9 Épuiser dans les règles

La mise à l’épuisette peut être l’occasion de ratages mémorables alors que l’affaire semblait pourtant entendue. Une épuisette trop petite est souvent en cause. Ne pas insister alors et prendre à la main (penser à acheter une épuisette digne de ce nom…) Ce peut être aussi une manœuvre hasardeuse en mode panique. On ne poursuit pas un poisson avec l’épuisette, il doit venir guidé jusqu’à elle. Un hameçon qui se prend dans le filet avant que le brochet soit pris est un événement fréquent. Il ne faut jamais faire entrer un brochet tête la première mais attendre qu’il soit à plat au-dessus du filet bien immergé puis soulever rapidement.

10 Prendre à la main

Prendre un brochet à la main suppose de vaincre son appréhension car il y a moyen de se faire entailler ou planter un hameçon.

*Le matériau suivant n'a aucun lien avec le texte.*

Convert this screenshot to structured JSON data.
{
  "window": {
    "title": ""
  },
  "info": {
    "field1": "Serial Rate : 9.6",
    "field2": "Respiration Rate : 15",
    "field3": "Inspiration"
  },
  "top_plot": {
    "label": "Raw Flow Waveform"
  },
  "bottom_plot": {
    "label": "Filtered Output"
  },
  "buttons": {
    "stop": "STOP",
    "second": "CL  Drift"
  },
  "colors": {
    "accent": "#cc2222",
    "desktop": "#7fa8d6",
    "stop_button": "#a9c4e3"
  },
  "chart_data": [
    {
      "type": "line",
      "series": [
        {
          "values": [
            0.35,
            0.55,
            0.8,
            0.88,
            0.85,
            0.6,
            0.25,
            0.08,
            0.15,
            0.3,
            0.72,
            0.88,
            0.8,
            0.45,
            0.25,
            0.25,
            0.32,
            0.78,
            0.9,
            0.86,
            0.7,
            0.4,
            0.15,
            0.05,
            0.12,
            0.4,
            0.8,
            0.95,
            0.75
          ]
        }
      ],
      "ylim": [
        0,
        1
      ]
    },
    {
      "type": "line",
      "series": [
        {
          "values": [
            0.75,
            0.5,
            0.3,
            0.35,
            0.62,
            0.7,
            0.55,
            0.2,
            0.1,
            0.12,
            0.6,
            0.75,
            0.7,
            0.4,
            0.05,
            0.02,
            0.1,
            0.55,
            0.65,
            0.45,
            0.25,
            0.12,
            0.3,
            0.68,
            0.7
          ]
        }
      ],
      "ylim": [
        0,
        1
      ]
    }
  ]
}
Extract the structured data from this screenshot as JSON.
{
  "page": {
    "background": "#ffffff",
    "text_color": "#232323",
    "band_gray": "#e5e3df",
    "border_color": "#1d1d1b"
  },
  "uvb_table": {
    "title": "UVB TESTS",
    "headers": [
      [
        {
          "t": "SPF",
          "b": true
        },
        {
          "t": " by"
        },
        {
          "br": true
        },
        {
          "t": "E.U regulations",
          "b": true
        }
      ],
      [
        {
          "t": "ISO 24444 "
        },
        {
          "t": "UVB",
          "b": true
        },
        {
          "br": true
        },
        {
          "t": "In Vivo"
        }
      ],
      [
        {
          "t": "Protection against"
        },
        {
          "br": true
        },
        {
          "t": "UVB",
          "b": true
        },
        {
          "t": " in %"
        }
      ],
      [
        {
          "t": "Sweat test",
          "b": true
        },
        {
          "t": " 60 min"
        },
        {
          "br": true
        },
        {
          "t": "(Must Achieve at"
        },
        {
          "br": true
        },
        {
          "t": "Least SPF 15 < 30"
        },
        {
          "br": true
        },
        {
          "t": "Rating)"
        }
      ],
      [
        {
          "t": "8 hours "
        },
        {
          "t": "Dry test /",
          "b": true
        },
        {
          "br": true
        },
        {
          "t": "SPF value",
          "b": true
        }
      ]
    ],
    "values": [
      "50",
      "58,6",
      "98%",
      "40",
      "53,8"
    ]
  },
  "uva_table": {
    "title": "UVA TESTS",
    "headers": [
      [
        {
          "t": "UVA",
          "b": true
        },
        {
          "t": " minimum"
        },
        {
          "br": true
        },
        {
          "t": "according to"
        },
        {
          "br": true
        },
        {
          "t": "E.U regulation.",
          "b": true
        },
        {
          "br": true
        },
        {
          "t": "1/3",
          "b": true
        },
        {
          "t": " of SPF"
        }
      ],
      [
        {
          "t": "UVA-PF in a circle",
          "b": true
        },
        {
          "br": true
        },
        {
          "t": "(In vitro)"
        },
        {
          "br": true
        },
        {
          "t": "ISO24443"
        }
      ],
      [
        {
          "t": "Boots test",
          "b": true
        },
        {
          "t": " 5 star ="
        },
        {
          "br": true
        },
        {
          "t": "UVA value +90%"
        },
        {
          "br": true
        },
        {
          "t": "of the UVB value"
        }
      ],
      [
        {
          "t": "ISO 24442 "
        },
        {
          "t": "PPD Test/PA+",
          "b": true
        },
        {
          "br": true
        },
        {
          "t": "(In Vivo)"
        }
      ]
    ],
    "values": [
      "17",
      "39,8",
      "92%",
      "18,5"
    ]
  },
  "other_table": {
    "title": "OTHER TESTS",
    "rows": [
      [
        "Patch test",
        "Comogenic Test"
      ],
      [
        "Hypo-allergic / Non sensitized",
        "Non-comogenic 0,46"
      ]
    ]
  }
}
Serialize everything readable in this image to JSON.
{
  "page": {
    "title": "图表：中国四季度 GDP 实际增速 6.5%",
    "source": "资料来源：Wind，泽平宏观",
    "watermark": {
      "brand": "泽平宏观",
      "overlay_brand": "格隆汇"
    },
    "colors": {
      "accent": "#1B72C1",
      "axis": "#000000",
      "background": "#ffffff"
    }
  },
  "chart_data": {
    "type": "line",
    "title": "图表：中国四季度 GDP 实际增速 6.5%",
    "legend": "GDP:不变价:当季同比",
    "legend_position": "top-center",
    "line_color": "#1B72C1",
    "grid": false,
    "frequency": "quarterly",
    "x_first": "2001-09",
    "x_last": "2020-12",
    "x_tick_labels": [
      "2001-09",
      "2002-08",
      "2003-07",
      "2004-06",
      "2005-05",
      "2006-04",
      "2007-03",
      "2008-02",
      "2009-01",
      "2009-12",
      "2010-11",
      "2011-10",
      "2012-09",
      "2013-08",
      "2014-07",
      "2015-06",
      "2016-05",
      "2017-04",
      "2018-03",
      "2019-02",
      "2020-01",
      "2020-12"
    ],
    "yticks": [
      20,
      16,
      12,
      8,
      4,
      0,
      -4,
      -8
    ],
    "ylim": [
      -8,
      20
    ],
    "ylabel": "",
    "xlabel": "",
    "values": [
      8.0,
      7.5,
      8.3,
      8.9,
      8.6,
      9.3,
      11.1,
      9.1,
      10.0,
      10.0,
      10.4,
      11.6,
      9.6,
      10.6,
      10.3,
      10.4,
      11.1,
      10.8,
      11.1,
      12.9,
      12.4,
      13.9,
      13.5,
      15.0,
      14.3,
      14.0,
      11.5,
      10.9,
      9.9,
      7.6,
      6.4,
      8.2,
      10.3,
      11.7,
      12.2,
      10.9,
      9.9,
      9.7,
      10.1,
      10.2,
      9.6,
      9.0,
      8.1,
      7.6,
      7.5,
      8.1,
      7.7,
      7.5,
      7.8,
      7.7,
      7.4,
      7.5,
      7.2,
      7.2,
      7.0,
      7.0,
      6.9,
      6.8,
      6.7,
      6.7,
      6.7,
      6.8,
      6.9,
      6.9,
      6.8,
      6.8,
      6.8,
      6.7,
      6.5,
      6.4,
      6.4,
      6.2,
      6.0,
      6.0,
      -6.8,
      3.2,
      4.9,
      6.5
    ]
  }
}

Il n’existe qu’une bonne prise et elle consiste à glisser quatre doigts de la main gauche (pêcheur droitier) entre l’opercule et les arcs branchiaux, à faire glisser vers l’avant pour trouver une bonne prise dans l’os maxillaire et soulever. Le risque est de vouloir prendre un poisson trop vert qui va se débattre. Attendre qu’il soit bien fatigué et bascule naturellement tête vers le haut, pour glisser la main dans l’ouïe et soulever. C’est plus délicat que l’épuisette mais le jour où on a oublié celle-ci, on est bien content de maîtriser cette prise.